Là, au coin d'une rue saint-maixentaise, surgit alors le rocher de Gibraltar, la mer bleu-turquoise à ses pieds, les côtes du Maroc, la silhouette de la casbah de Tanger dont tu as entendu parler enfant, les airs de flamenco réchauffent les hivers poitevins, tu racontes la récolte du liège, les ruelles blanches, le Guadarrenque aussi bleu que le ciel, l'horizon à perte de vue tout autour de toi, tout autour des tiens et qui font oublier un moment les conditions de travail à la filature.

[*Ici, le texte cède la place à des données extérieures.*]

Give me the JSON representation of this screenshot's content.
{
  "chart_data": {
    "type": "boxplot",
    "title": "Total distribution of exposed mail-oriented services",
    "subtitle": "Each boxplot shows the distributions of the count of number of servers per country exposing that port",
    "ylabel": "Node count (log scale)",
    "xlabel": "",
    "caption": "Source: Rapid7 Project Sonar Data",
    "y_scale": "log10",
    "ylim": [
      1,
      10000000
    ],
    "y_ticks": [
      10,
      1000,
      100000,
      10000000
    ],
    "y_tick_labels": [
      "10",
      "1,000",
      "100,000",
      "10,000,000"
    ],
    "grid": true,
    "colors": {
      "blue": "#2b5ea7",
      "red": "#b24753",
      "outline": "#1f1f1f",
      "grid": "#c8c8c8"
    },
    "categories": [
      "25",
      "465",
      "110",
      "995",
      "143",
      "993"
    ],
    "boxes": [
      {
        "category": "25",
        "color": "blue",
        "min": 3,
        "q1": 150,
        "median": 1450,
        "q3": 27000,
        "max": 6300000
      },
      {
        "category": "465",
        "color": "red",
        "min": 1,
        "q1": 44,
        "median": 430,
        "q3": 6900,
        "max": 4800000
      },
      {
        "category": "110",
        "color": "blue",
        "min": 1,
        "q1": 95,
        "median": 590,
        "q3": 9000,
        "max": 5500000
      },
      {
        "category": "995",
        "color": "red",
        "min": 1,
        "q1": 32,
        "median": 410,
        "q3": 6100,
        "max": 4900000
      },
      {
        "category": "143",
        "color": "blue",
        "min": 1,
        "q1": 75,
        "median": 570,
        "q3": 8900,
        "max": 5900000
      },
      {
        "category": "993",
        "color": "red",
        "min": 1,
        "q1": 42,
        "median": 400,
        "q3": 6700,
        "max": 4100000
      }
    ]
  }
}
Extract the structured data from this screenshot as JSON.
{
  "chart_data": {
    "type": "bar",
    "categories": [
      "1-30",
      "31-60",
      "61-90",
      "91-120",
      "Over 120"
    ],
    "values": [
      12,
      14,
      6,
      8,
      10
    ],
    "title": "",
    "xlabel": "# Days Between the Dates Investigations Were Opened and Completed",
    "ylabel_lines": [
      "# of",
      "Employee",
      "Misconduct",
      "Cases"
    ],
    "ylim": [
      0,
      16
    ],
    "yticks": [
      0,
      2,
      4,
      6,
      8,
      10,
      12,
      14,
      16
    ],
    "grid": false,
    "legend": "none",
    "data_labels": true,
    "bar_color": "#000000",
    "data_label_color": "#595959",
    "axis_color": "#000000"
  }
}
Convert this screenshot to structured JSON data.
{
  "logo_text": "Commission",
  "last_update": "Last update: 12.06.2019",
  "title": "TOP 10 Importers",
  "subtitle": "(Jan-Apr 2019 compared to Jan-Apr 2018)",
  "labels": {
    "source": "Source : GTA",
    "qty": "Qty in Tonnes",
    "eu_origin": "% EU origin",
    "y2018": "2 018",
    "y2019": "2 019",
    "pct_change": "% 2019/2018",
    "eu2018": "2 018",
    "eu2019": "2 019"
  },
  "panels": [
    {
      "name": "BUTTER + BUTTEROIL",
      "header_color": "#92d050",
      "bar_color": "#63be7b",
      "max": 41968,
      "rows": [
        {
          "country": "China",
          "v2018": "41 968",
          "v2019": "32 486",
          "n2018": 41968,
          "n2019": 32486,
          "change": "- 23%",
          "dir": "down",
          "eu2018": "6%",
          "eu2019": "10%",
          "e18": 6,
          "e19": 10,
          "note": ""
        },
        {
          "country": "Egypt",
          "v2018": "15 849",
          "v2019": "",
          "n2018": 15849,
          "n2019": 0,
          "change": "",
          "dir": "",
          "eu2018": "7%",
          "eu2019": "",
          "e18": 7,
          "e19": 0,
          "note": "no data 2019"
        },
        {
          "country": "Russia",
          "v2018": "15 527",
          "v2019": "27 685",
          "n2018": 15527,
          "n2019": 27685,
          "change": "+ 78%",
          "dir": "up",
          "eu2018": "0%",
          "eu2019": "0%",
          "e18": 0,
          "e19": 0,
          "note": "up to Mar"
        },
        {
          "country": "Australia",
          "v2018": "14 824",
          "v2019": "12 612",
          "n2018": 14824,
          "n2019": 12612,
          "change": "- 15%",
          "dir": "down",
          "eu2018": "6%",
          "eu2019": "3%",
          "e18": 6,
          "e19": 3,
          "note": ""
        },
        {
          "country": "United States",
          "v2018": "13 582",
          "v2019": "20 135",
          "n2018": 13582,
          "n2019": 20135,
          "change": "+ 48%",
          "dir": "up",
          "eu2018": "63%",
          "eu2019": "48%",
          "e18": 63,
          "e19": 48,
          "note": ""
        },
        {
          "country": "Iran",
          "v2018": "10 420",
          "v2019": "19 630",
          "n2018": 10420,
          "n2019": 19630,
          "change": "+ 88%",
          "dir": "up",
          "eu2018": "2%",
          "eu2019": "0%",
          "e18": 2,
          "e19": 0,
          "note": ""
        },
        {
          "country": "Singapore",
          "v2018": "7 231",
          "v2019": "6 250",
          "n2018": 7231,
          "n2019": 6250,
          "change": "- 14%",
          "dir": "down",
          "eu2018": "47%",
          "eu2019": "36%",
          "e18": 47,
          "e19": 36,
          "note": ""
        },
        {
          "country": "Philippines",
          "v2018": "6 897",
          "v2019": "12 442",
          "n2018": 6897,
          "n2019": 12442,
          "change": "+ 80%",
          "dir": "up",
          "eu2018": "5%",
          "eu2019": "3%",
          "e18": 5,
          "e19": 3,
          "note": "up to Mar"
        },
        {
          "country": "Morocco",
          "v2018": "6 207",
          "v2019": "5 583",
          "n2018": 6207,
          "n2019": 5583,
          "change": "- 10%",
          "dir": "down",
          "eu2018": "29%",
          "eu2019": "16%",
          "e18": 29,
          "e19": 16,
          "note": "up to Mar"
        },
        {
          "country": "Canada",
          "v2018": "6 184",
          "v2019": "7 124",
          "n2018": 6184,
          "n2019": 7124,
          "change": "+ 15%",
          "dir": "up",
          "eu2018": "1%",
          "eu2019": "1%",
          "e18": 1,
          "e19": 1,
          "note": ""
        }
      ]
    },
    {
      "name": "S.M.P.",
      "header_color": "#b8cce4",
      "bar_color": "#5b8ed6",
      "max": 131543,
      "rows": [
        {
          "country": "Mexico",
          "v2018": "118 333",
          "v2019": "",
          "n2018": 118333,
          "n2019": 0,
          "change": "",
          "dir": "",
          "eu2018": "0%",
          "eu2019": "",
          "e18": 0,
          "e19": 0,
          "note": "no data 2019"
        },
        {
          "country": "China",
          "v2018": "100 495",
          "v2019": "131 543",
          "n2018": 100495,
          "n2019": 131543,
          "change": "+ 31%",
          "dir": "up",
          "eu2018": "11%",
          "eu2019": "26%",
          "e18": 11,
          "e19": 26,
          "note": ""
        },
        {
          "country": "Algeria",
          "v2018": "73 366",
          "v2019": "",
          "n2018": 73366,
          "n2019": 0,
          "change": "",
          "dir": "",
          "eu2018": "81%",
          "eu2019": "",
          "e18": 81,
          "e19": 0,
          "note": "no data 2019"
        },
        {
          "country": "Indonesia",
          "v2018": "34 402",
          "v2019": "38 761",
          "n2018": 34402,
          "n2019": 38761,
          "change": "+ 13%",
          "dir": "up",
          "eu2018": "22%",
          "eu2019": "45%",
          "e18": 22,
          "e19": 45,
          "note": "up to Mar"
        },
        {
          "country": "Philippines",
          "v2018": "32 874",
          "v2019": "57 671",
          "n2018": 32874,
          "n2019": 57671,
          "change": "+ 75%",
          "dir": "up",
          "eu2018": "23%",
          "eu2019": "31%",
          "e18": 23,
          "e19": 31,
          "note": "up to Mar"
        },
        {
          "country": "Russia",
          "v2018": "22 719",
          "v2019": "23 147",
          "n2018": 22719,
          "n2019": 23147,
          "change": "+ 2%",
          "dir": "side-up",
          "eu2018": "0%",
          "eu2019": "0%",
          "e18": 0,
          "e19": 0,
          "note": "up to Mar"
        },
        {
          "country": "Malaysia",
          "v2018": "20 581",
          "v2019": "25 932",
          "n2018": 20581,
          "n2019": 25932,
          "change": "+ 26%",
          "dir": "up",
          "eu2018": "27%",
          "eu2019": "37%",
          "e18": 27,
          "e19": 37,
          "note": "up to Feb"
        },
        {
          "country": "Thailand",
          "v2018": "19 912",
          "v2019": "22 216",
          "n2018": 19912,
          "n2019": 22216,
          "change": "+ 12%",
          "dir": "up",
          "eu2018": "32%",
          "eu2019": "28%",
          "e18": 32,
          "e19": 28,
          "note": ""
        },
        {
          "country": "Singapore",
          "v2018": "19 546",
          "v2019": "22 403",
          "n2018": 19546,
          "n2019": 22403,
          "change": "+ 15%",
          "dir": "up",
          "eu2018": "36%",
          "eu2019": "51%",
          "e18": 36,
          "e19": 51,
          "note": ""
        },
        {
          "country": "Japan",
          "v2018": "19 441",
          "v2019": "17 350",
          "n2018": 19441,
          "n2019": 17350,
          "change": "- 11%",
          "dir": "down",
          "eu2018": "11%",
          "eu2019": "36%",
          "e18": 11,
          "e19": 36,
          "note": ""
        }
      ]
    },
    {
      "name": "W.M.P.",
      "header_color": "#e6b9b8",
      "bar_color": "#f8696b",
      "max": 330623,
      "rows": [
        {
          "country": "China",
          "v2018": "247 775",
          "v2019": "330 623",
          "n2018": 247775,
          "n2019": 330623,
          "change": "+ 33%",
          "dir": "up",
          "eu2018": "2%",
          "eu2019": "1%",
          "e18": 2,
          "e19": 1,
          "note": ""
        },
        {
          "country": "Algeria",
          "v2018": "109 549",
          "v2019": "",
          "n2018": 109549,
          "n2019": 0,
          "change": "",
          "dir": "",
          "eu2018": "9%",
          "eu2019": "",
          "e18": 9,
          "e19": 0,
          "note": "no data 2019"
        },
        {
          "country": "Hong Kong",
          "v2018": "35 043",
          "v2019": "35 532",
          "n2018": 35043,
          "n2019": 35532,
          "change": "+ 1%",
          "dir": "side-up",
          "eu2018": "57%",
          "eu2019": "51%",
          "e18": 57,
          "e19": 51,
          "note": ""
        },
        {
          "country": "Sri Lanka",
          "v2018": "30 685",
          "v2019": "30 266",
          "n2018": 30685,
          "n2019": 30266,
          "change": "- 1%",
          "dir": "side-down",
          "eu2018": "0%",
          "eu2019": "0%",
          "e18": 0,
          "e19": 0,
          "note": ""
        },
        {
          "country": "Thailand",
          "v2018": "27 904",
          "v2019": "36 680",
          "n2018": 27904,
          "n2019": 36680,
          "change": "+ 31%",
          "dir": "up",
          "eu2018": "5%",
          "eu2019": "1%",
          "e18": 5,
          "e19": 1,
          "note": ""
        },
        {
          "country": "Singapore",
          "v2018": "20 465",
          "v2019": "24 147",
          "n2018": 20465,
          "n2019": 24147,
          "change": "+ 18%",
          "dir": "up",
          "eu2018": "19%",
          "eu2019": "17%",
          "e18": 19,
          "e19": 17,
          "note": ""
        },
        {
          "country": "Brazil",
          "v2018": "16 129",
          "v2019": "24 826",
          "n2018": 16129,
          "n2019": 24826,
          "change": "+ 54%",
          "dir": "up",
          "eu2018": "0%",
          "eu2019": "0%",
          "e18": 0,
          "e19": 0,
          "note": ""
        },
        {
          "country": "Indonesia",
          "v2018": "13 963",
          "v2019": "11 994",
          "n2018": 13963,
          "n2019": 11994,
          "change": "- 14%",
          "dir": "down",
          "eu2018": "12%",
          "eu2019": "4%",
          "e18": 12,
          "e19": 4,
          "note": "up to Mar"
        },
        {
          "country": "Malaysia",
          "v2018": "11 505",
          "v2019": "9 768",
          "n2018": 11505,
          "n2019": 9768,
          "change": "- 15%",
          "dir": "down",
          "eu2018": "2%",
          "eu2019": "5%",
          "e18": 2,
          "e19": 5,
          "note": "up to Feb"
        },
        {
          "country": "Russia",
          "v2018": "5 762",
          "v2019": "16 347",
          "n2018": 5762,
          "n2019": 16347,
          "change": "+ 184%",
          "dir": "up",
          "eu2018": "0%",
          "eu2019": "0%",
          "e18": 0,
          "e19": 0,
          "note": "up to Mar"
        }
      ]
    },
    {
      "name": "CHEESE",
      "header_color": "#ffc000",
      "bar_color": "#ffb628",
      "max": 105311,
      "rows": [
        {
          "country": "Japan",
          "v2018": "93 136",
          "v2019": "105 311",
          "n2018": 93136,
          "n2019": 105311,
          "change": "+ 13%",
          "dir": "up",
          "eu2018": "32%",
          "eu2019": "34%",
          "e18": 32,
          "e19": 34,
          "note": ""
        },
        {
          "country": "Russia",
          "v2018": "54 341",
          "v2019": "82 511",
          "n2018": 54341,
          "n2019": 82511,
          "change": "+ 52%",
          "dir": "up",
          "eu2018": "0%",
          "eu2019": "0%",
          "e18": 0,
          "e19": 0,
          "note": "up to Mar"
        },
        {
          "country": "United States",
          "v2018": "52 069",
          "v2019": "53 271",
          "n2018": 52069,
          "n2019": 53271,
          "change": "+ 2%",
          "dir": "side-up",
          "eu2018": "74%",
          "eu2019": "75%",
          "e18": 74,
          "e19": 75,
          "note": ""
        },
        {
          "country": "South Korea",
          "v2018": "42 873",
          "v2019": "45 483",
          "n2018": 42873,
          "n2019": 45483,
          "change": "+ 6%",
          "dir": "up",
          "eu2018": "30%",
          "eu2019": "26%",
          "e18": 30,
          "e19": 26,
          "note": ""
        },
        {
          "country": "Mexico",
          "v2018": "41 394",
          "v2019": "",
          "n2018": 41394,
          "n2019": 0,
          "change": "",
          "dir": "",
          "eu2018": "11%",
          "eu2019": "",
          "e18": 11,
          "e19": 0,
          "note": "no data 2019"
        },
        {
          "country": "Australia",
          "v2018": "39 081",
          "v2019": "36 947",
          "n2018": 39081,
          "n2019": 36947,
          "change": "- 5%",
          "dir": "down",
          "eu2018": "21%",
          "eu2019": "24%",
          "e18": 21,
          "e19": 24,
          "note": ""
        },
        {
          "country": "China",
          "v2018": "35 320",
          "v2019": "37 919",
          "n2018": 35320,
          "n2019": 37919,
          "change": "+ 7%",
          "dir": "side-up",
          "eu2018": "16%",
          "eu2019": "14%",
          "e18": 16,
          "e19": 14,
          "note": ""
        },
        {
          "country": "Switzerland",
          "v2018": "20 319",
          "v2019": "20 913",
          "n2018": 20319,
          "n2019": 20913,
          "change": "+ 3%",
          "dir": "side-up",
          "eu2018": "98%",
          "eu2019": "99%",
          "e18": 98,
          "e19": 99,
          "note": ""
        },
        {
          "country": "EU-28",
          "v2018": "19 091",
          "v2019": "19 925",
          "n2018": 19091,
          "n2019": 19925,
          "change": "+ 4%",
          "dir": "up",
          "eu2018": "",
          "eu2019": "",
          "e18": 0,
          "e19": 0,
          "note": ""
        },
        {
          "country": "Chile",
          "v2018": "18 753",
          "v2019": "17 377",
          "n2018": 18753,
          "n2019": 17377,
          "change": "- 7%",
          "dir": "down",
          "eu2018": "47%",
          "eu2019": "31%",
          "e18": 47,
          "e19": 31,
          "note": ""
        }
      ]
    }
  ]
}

Voilà comment, de générations en générations, même si tes histoires se sont égarées aux frontières du réel et de l'imaginaire, tu nous as transmis le village de la frontière qui t'a vu naître. Tu t'éteins doucement au matin du 27 novembre 1871, alors que tu viens de fêter tes 78 ans, loin de ton village où nous irons un jour admirer pour toi les horizons lointains."